Selena berkata dengan lirih. Hari itu adalah hari di mana Harvey dan Agatha bertunangan. “Nona Selena, apa ada masalah?”
“Tidak ada.”
“Baiklah kalau tidak ada. Di sini ada beberapa hal yang perlu diperhatikan, tolong jaga dirimu baik—baik
selama beberapa hari ini.” Dokter Ciko memberikan beberapa lembar catatan kepada Selena. Kemudian, dokter bersikap seolah-
olah dia sedang teringat sesuatu dan bertanya lagi, “Saya dengar ayah Anda juga sedang opname? Kelak, jika butuh tanda tangan keluarga untuk konfirmasi risiko, siapakah yang akan
menandatanganinya?”
Wajah Maisha melintas di pikirannya. Selena menahan rasa tidak nyaman yang dia rasakan dan menjawab, “Saya tidak punya keluarga, apa teman juga bisa?”

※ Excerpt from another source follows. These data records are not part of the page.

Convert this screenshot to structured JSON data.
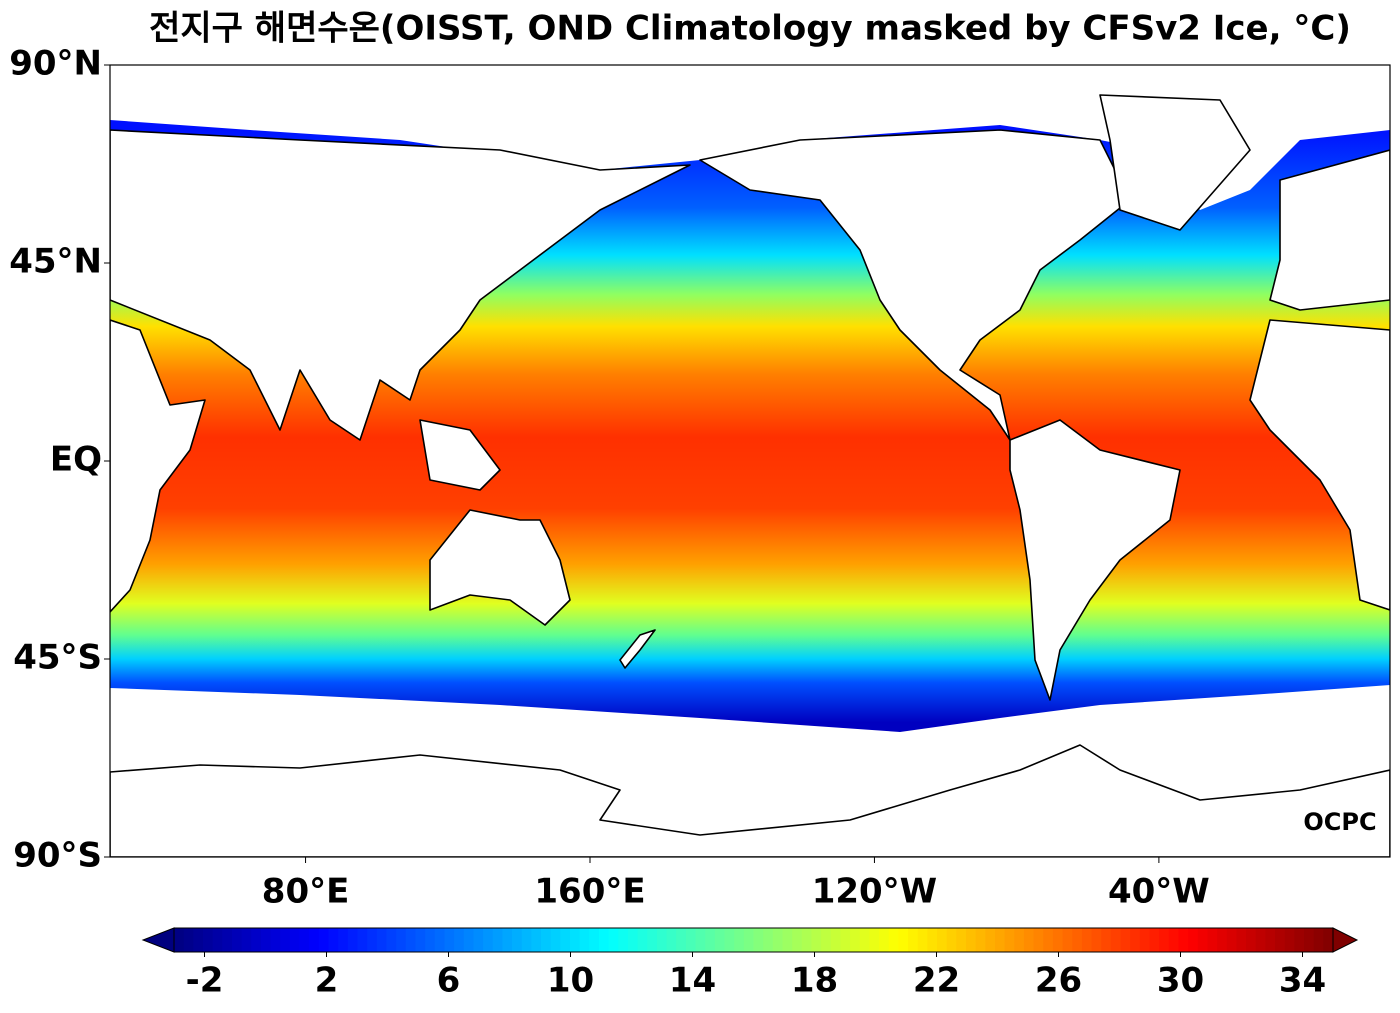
{
  "map": {
    "title": "전지구 해면수온(OISST, OND Climatology masked by CFSv2 Ice, °C)",
    "lon_range": [
      25,
      385
    ],
    "lat_range": [
      -90,
      90
    ],
    "lat_ticks": [
      {
        "value": 90,
        "label": "90°N"
      },
      {
        "value": 45,
        "label": "45°N"
      },
      {
        "value": 0,
        "label": "EQ"
      },
      {
        "value": -45,
        "label": "45°S"
      },
      {
        "value": -90,
        "label": "90°S"
      }
    ],
    "lon_ticks": [
      {
        "value": 80,
        "label": "80°E"
      },
      {
        "value": 160,
        "label": "160°E"
      },
      {
        "value": 240,
        "label": "120°W"
      },
      {
        "value": 320,
        "label": "40°W"
      }
    ],
    "colorbar": {
      "range": [
        -3,
        35
      ],
      "ticks": [
        -2,
        2,
        6,
        10,
        14,
        18,
        22,
        26,
        30,
        34
      ]
    },
    "logo": "OCPC"
  }
}
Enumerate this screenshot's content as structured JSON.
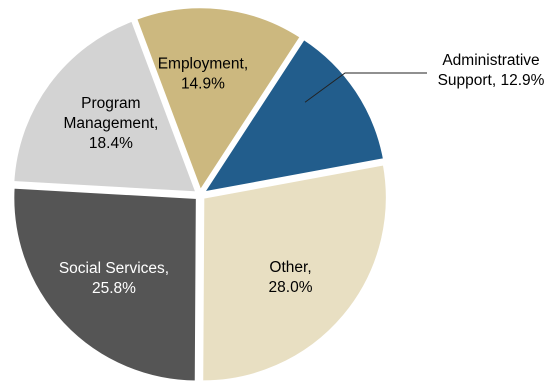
{
  "chart_data": {
    "type": "pie",
    "title": "",
    "legend": "none",
    "start_angle_deg": 33.1,
    "direction": "clockwise",
    "slices": [
      {
        "label": "Administrative Support",
        "value": 12.9,
        "display": [
          "Administrative",
          "Support, 12.9%"
        ],
        "color": "#225d8c",
        "text_color": "#000000",
        "label_outside": true
      },
      {
        "label": "Other",
        "value": 28.0,
        "display": [
          "Other,",
          "28.0%"
        ],
        "color": "#e8dfc2",
        "text_color": "#000000",
        "label_outside": false
      },
      {
        "label": "Social Services",
        "value": 25.8,
        "display": [
          "Social Services,",
          "25.8%"
        ],
        "color": "#555555",
        "text_color": "#ffffff",
        "label_outside": false
      },
      {
        "label": "Program Management",
        "value": 18.4,
        "display": [
          "Program",
          "Management,",
          "18.4%"
        ],
        "color": "#d3d3d3",
        "text_color": "#000000",
        "label_outside": false
      },
      {
        "label": "Employment",
        "value": 14.9,
        "display": [
          "Employment,",
          "14.9%"
        ],
        "color": "#ccb87f",
        "text_color": "#000000",
        "label_outside": false
      }
    ]
  }
}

“Lebih baik masih dalam lingkup keluarga dekat. Bisa juga suamimu. Nona sudah menikah, ‘kan? Suamimu di mana?”
“Saya sudah bercerai.”
“Lalu mantan suami Nona
Selena langsung memotong perkataan dokter itu. “Saya tidak punya mantan suami, saya sebatang kara.”
Dokter Ciko menggosok—gosok hidungnya dengan canggung. “Maaf, saya sudah mengatakan hal yang membuat Anda sedih.”
Selena tidak menunjukkan ekspresi apa pun di wajahnya, bahkan sedih pun tidak. “Tidak apa—apa, tohi saya juga senang karena dia sudah mati.”